Mitchell Shiell edited this page May 31, 2023 · 5 revisions

Project Description

Song is a robust metadata validation and tracking system designed to streamline the management of genomics metadata across multiple cloud storage systems. With the increasing complexity and scale of genomics research, managing metadata manually using spreadsheets and text files can be time-consuming and error-prone. Song facilitates the process of metadata submission and automates validation and tracking, enabling users to create high-quality and reliable metadata repositories with minimal human intervention. Song is one of many microservices provided by Overture and is entirely open-source and accessible for everyone to use.

Features

Metadata Validation

Song's metadata validation process ensures that all data submissions adhere to user-defined standards and structure.

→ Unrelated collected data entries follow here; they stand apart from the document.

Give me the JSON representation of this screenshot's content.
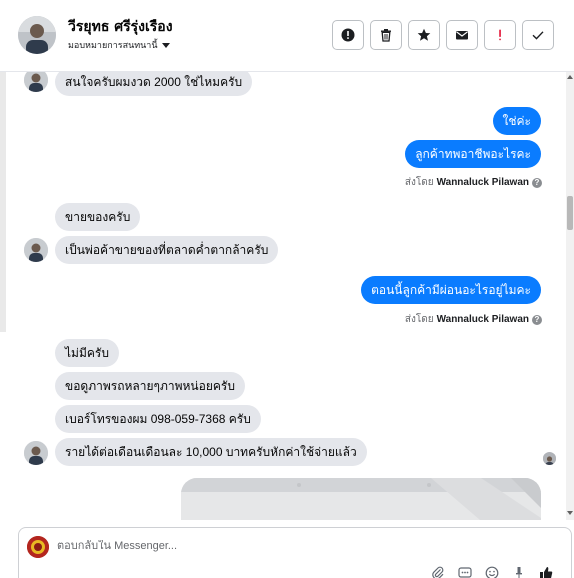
{
  "header": {
    "contact_name": "วีรยุทธ ศรีรุ่งเรือง",
    "assign_label": "มอบหมายการสนทนานี้",
    "actions": [
      {
        "name": "spam-button",
        "icon": "alert-circle-icon"
      },
      {
        "name": "delete-button",
        "icon": "trash-icon"
      },
      {
        "name": "star-button",
        "icon": "star-icon"
      },
      {
        "name": "mark-unread-button",
        "icon": "envelope-icon"
      },
      {
        "name": "follow-up-button",
        "icon": "exclamation-icon"
      },
      {
        "name": "mark-done-button",
        "icon": "check-icon"
      }
    ]
  },
  "thread": {
    "messages": [
      {
        "id": "m1",
        "dir": "in",
        "text": "สนใจครับผมงวด 2000 ใช่ไหมครับ"
      },
      {
        "id": "m2",
        "dir": "out",
        "text": "ใช่ค่ะ"
      },
      {
        "id": "m3",
        "dir": "out",
        "text": "ลูกค้าทพอาชีพอะไรคะ"
      },
      {
        "id": "m4",
        "dir": "in",
        "text": "ขายของครับ"
      },
      {
        "id": "m5",
        "dir": "in",
        "text": "เป็นพ่อค้าขายของที่ตลาดค่ำตากล้าครับ"
      },
      {
        "id": "m6",
        "dir": "out",
        "text": "ตอนนี้ลูกค้ามีผ่อนอะไรอยู่ไมคะ"
      },
      {
        "id": "m7",
        "dir": "in",
        "text": "ไม่มีครับ"
      },
      {
        "id": "m8",
        "dir": "in",
        "text": "ขอดูภาพรถหลายๆภาพหน่อยครับ"
      },
      {
        "id": "m9",
        "dir": "in",
        "text": "เบอร์โทรของผม 098-059-7368 ครับ"
      },
      {
        "id": "m10",
        "dir": "in",
        "text": "รายได้ต่อเดือนเดือนละ 10,000 บาทครับหักค่าใช้จ่ายแล้ว"
      }
    ],
    "sent_by_label": "ส่งโดย",
    "sent_by_name": "Wannaluck Pilawan"
  },
  "composer": {
    "placeholder": "ตอบกลับใน Messenger...",
    "tools": [
      "attachment-icon",
      "saved-replies-icon",
      "emoji-icon",
      "pin-icon",
      "like-icon"
    ]
  },
  "colors": {
    "outgoing_bubble": "#0a7cff",
    "incoming_bubble": "#e4e6eb",
    "follow_up_red": "#e41e3f"
  }
}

When users submit a data payload through the Song and Score clients, the metadata gets recorded into a JSON file called the analysis file. The analysis file structures the metadata into name-value pairs that, upon submission, are validated against a base schema and a user-defined JSON schema. This process ensures that all metadata is valid and consistent, minimizing errors and safeguarding the quality of the metadata repository.

Metadata Tracking

Song's metadata tracking system uses global identifiers to track all metadata within Song repositories with the associated molecular files uploaded to object storage through Score. With metadata tracking, all data is accessible to downstream services enabling researchers to search, locate, and download the data they need.

State controls

Song's access state system enables users to manage downstream access to metadata across three states. The Unpublished state keeps the metadata within the Song repository and inaccessible to downstream indexing services such as Maestro, ensuring data security and privacy. The Published state makes the assigned metadata accessible for search and download, enabling users to share their data with others. Finally, we use the Suppressed state when the data is no longer relevant, making it unavailable for search and download. The state control capabilities of Song enables researchers to maintain control over their data.

Technologies Used

Song is a Java Application written using Spring Boot.

This is a list of primary technologies used and the versions used for development and testing. External dependencies such as databases may work with different versions than listed but may be untested.

Technology Version Description
Java 11 Primary programming language
Spring Boot 2.6.6 Application framework
PostgreSQL 11.1 Database
Kafka 2.2* Optional - Messaging system to inform other applications of updates to Song Analysis data.
*: Likely supports newer versions without issues.

Related Services

Song interacts with a required companion application, Score, which manages file uploads & downloads. Score is also integrated with SAMtools allowing users to download portions of genomic files with BAM Slicing.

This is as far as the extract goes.